Farm Groups Worried About COOL Laws

"Country of Origin Laws" Provide Loop-hole for Meat-packers

By MARY CLARE JALONICK Associated Press Writer
The Associated Press - Wednesday, September 17, 2008


Farm groups are protesting the Agriculture Department's use of a new food labeling law, saying it has loopholes that could confuse consumers about where their meat comes from.

National Farmers Union President Tom Buis and other farm groups said Wednesday the department has written the law - which passed with widespread support in the federal farm bill earlier this year - in a way that will allow meatpackers to avoid labeling packages of meat as an exclusively U.S. products.

The law is scheduled to take effect at the end of the month.

At issue are the new country of origin labels on fresh meats, an issue long debated by Congress.

The labels are favored by High Plains ranchers who own small operations and compete with Canadian beef. The leading opponents have been grocery stores and large meatpacking companies - many of whom mix U.S. and Mexican beef - and other businesses involved in getting products to supermarkets.

Those groups have said the tracking and the paperwork needed to comply with the law is would be too burdensome and would lead to higher prices. They agreed to a compromise that ended up in this year's farm law after days of negotiations.

The compromise laid out different types of labels, including one that would tag meat from animals that are born, raised and slaughtered in the United States as products of this country. Another label would spell out multiple countries of origin, such as "Product of U.S., Mexico and Canada."

Farm groups say the new law as written by the Agriculture Department would allow meatpackers to label all beef and pork with multiple countries of origin - even meat that was born, raised and slaughtered in the United States. That could make it easier and cheaper for the meatpackers but eliminate the competitive advantage for ranchers who raise the U.S. meat.

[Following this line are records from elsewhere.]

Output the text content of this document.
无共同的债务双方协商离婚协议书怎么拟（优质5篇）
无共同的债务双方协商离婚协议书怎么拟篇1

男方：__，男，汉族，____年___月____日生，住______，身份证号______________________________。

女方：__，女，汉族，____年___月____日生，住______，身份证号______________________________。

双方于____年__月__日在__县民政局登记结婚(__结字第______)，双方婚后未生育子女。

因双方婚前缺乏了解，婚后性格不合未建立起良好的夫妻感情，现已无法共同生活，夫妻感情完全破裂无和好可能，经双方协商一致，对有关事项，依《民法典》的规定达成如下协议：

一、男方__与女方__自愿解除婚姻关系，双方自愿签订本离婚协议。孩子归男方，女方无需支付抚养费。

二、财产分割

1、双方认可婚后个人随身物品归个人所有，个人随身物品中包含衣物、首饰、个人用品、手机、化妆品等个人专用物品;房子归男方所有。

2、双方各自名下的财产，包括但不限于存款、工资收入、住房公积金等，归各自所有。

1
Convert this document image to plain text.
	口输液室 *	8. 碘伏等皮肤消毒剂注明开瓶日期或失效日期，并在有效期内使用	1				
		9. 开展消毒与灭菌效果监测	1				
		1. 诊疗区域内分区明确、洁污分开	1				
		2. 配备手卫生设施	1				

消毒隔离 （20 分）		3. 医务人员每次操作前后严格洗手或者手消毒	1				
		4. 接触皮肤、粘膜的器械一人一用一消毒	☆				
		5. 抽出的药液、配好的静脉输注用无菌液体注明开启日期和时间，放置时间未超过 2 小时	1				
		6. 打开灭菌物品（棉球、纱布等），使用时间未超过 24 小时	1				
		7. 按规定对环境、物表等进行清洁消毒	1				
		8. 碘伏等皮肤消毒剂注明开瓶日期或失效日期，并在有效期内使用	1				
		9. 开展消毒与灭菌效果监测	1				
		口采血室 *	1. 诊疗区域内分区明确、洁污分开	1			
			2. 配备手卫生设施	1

"USDA has created a loophole big enough to drive a truck through, violating the spirit, letter and intent of the law and deceiving consumers who have consistently shown support for buying U.S. products," Buis said. "This is about truth in labeling."
Billy Cox, a spokesman for the Agriculture Department's Agricultural Marketing Service, said the law is still under discussion.

"We do take it seriously," he said of the farm groups' complaints.

Senate Agriculture Chairman Tom Harkin, D-Iowa, said the department "seems to be taking liberty with their interpretation" of the law passed by Congress.

"That goes against the spirit of the law and the negotiated settlement between producer and packing industry representatives," Harkin said.

Sen. Jon Tester, D-Mont., has written Agriculture Secretary Ed Schafer to ask him to fix the problem.

Schafer, a former North Dakota governor, also has some pressure from his home state, where the labeling law is popular.
"Surely Secretary Schafer knows farmers, ranchers, and consumers all have worked hard to secure (country of origin labeling) as a way to clearly identify food products, whether those products are from overseas sources, specifically U.S. in origin, or a blend," said North Dakota Farmers Union President Robert Carlson. "To allow meat packers to exploit this loophole means USDA is catering to the packers, rather than following the intent of Congress, consumers, farmers and ranchers."